Anguish
- Author: Graciliano Ramos
- Original title: Angústia
- Language: Portuguese
- Subject: Anguish, loneliness, lack of meaning in life
- Genre: Fiction
- Set in: Maceió, Brazil
- Published: Greenwood Press
- Publisher: A. A. Knopf, José Olympio (original Brazilian edition)
- Publication date: 1936
- Publication place: Brazil
- Published in English: 1946
- Pages: 368 (original Brazilian edition)

= Angústia =

1936 novel by Graciliano Ramos

Angústia is a book by Brazilian author Graciliano Ramos published in 1936. Tells the life of Luís da Silva, a man very stunned and confused with his own life. One day, he meets Marina, his new neighbour, a beautiful girl with whom he falls in love. From this point, the monotony of his life is abruptly changed for a voluntary thought about the family, the childhood and the present, when Julião Tavares, a rich man, fell in love with Marina.

The book is narrated in first person, where the protagonist is the narrator. He suffers from an existential angst — the main themes of the story; the reader is affected by it through the character, the character through the author.

==Style==
Though the book is considered modernist, the author also makes use of Symbolism and Naturalism.
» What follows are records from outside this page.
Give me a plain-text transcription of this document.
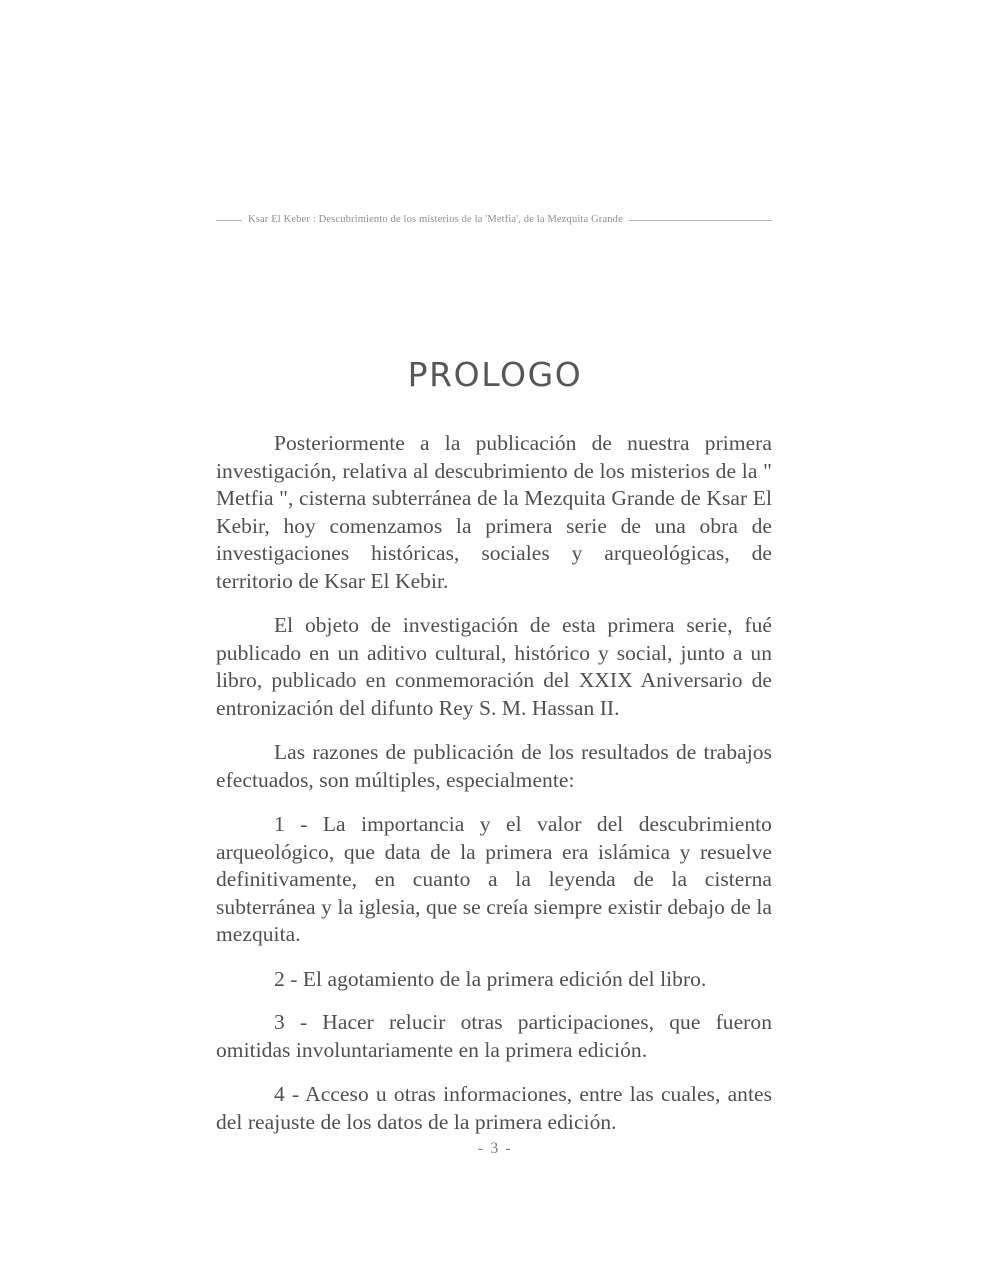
Ksar El Keber : Descubrimiento de los misterios de la 'Metfia', de la Mezquita Grande
PROLOGO

Posteriormente a la publicación de nuestra primera investigación, relativa al descubrimiento de los misterios de la " Metfia ", cisterna subterránea de la Mezquita Grande de Ksar El Kebir, hoy comenzamos la primera serie de una obra de investigaciones históricas, sociales y arqueológicas, de territorio de Ksar El Kebir.

El objeto de investigación de esta primera serie, fué publicado en un aditivo cultural, histórico y social, junto a un libro, publicado en conmemoración del XXIX Aniversario de entronización del difunto Rey S. M. Hassan II.

Las razones de publicación de los resultados de trabajos efectuados, son múltiples, especialmente:

1 - La importancia y el valor del descubrimiento arqueológico, que data de la primera era islámica y resuelve definitivamente, en cuanto a la leyenda de la cisterna subterránea y la iglesia, que se creía siempre existir debajo de la mezquita.

2 - El agotamiento de la primera edición del libro.

3 - Hacer relucir otras participaciones, que fueron omitidas involuntariamente en la primera edición.

4 - Acceso u otras informaciones, entre las cuales, antes del reajuste de los datos de la primera edición.

- 3 -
His theories about romance are shown when he describes the angst of the main character, Luís da Silva: suffering, anxiety, a feeling of sickness. It's curious to say but there's an influence from the psychoanalysis, too, when the imagined disease of Luís da Silva begins to change his behavior and his sense of reality. Thus, Graciliano Ramos is one of the greatest authors of Brazilian modernism, transcending regional limits with his literary style, in comparison with Marcel Proust.